1 chicken, the best you can afford
1 lemon
25g butter
2 garlic cloves, finely chopped
4 rashers bacon
A small handful of fresh thyme
Potatoes (as many as you think you need for the group I usually go with 5 roasties per person)
A green vegetable of some sort – at the moment, Beans – it’s got to be beans!!
1/2 pint chicken stock
A slug of white wine
Black pepper

  • Unwrap your chicken, pat the skin dry with some kitchen roll, pre heat the oven to 190 degrees C.
  • In a little dish on the side put the butter (best if its room temperature) chopped up thyme, garlic and about a teaspoon of lemon juice (don’t squeeze the lemon too hard when you do this, you need to slice the lemon to fit under the skin.
  • Carefully undo the elastic that holds the legs in place, don’t take it off completely otherwise you’ll never get it back on. You just need enough room to get your fingers under the skin on the breast.
  • put a chunk of the butter mix on the end of your fingers (about the size of a stock cube), put your fingers under the skin as far as you can get the squeeze the butter off your fingers, and then squeeze it down the rest of the way from the outside by massaging the skin. It’s really difficult to explain. Next time I’ll get a picture.
  • Once you’ve got the butter down inside the skin of both breast, push a couple of lemon slices under the skin too. This may all seem like a bit of a faff but it’s really worth it!!
  • Drape bacon rashers over the chicken and pop it in the oven for an hour and a half

  • After about 20 minutes the bacon will be done so take it off and set it aside, put a square of kitchen foil over the spot where the bacon was, this will make sure the chicken doesn’t go dry. While you have the oven door open place a the roasting tray for your potatoes in the oven with either a very very generous slosh of Olive oil, or 2 very large tablespoons of duck or goose fat (the fat needs to be dangerously hot when you put your potatoes in)

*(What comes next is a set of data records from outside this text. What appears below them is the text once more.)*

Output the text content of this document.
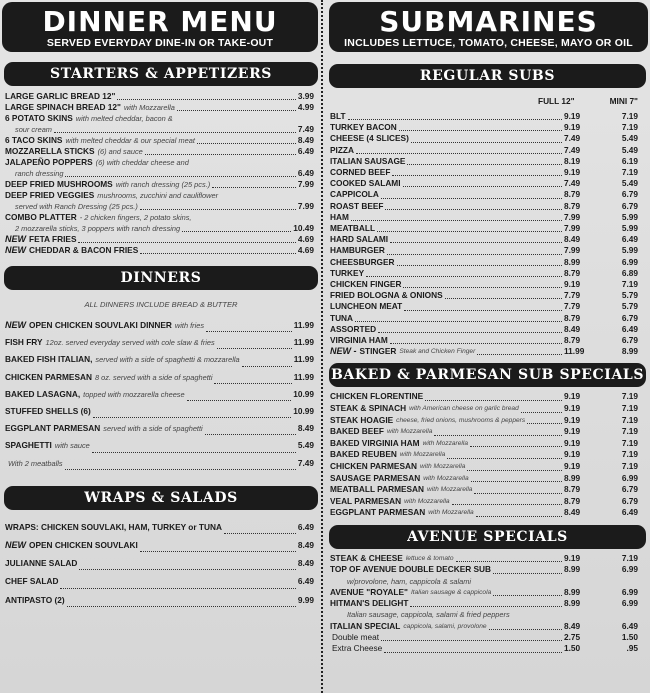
DINNER MENU
SERVED EVERYDAY DINE-IN OR TAKE-OUT
STARTERS & APPETIZERS
LARGE GARLIC BREAD 12"	3.99
LARGE SPINACH BREAD 12" with Mozzarella	4.99
6 POTATO SKINS with melted cheddar, bacon &
sour cream	7.49
6 TACO SKINS with melted cheddar & our special meat	8.49
MOZZARELLA STICKS (6) and sauce	6.49
JALAPEÑO POPPERS (6) with cheddar cheese and
ranch dressing	6.49
DEEP FRIED MUSHROOMS with ranch dressing (25 pcs.)	7.99
DEEP FRIED VEGGIES mushrooms, zucchini and cauliflower
served with Ranch Dressing (25 pcs.)	7.99
COMBO PLATTER - 2 chicken fingers, 2 potato skins,
2 mozzarella sticks, 3 poppers with ranch dressing	10.49
NEW FETA FRIES	4.69
NEW CHEDDAR & BACON FRIES	4.69
DINNERS
ALL DINNERS INCLUDE BREAD & BUTTER
NEW OPEN CHICKEN SOUVLAKI DINNER with fries	11.99
FISH FRY 12oz. served everyday served with cole slaw & fries	11.99
BAKED FISH ITALIAN, served with a side of spaghetti & mozzarella	11.99
CHICKEN PARMESAN 8 oz. served with a side of spaghetti	11.99
BAKED LASAGNA, topped with mozzarella cheese	10.99
STUFFED SHELLS (6)	10.99
EGGPLANT PARMESAN served with a side of spaghetti	8.49
SPAGHETTI with sauce	5.49
With 2 meatballs	7.49
WRAPS & SALADS
WRAPS: CHICKEN SOUVLAKI, HAM, TURKEY or TUNA	6.49
NEW OPEN CHICKEN SOUVLAKI	8.49
JULIANNE SALAD	8.49
CHEF SALAD	6.49
ANTIPASTO (2)	9.99
SUBMARINES
INCLUDES LETTUCE, TOMATO, CHEESE, MAYO OR OIL
REGULAR SUBS
FULL 12"	MINI 7"
BLT	9.19	7.19
TURKEY BACON	9.19	7.19
CHEESE (4 SLICES)	7.49	5.49
PIZZA	7.49	5.49
ITALIAN SAUSAGE	8.19	6.19
CORNED BEEF	9.19	7.19
COOKED SALAMI	7.49	5.49
CAPPICOLA	8.79	6.79
ROAST BEEF	8.79	6.79
HAM	7.99	5.99
MEATBALL	7.99	5.99
HARD SALAMI	8.49	6.49
HAMBURGER	7.99	5.99
CHEESBURGER	8.99	6.99
TURKEY	8.79	6.89
CHICKEN FINGER	9.19	7.19
FRIED BOLOGNA & ONIONS	7.79	5.79
LUNCHEON MEAT	7.79	5.79
TUNA	8.79	6.79
ASSORTED	8.49	6.49
VIRGINIA HAM	8.79	6.79
NEW - STINGER Steak and Chicken Finger	11.99	8.99
BAKED & PARMESAN SUB SPECIALS
CHICKEN FLORENTINE	9.19	7.19
STEAK & SPINACH with American cheese on garlic bread	9.19	7.19
STEAK HOAGIE cheese, fried onions, mushrooms & peppers	9.19	7.19
BAKED BEEF with Mozzarella	9.19	7.19
BAKED VIRGINIA HAM with Mozzarella	9.19	7.19
BAKED REUBEN with Mozzarella	9.19	7.19
CHICKEN PARMESAN with Mozzarella	9.19	7.19
SAUSAGE PARMESAN with Mozzarella	8.99	6.99
MEATBALL PARMESAN with Mozzarella	8.79	6.79
VEAL PARMESAN with Mozzarella	8.79	6.79
EGGPLANT PARMESAN with Mozzarella	8.49	6.49
AVENUE SPECIALS
STEAK & CHEESE lettuce & tomato	9.19	7.19
TOP OF AVENUE DOUBLE DECKER SUB	8.99	6.99
w/provolone, ham, cappicola & salami
AVENUE "ROYALE" Italian sausage & cappicola	8.99	6.99
HITMAN'S DELIGHT	8.99	6.99
Italian sausage, cappicola, salami & fried peppers
ITALIAN SPECIAL cappicola, salami, provolone	8.49	6.49
Double meat	2.75	1.50
Extra Cheese	1.50	.95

  • While the chicken is in the oven, peel the potatoes and cut them into roast potato size chunks. Pour boiling water over them and par boil the potatoes for a couple of minutes.
  • Drain the potatoes and pop them back in the saucepan with a tablespoon of flour. Lid on. Shake like crazy.
  • take the tray with the fat or oil on it out of the oven and tip the ‘fluffed’ potatoes on to the try. It will spit so stand back so you don’t get burnt or hot fat onto your clothes
  • Pop them in the oven for about 40 minutes.
  • When the chicken is done, take it out of the oven and pop it on a large plate (make sure the plate has edges otherwise any juice from the chicken will go everywhere.
  • Put it on hob, heat and with a wooden spoon scrap the sticky yumminess off the bottom of the tin.

  • Add some veg stock, some white wine along with bits and bobs from the fridge and store cupboard… I haven’t put all this on because it really doesn’t matter what you put in. I generally put a combination of tomato puree, white wine, ketchup, gritty mustard, stock, pepper and a bit more wine. Make it to taste, keep tasting tasting tasting…
  • Carve the chicken, pop a few potatoes and a spoonful of veg. Pour over a generous shloooop of gravy.

   Have a look at how juicy this chicken is. It’s all about the under skin lemony butter and the protection of the breast.

 And look at all these leftovers!!  I’ve got chicken sandwiches for lunch all week!!

I feel the need to add a bit of a note a the bottom of this post about the chicken, I want to drum home that if it’s not free range, called Henrietta and reared by some farmer called Jock, it’s ok. Honestly it really is. If you can’t afford a the happiest of happy fat, the you can’t afford it, only buy what you can afford (ummm, obviously) but it’s about what you do with it, adding butter with herbs and garlic and other bits of yummines you’ll bring out all the flavour of the chicken.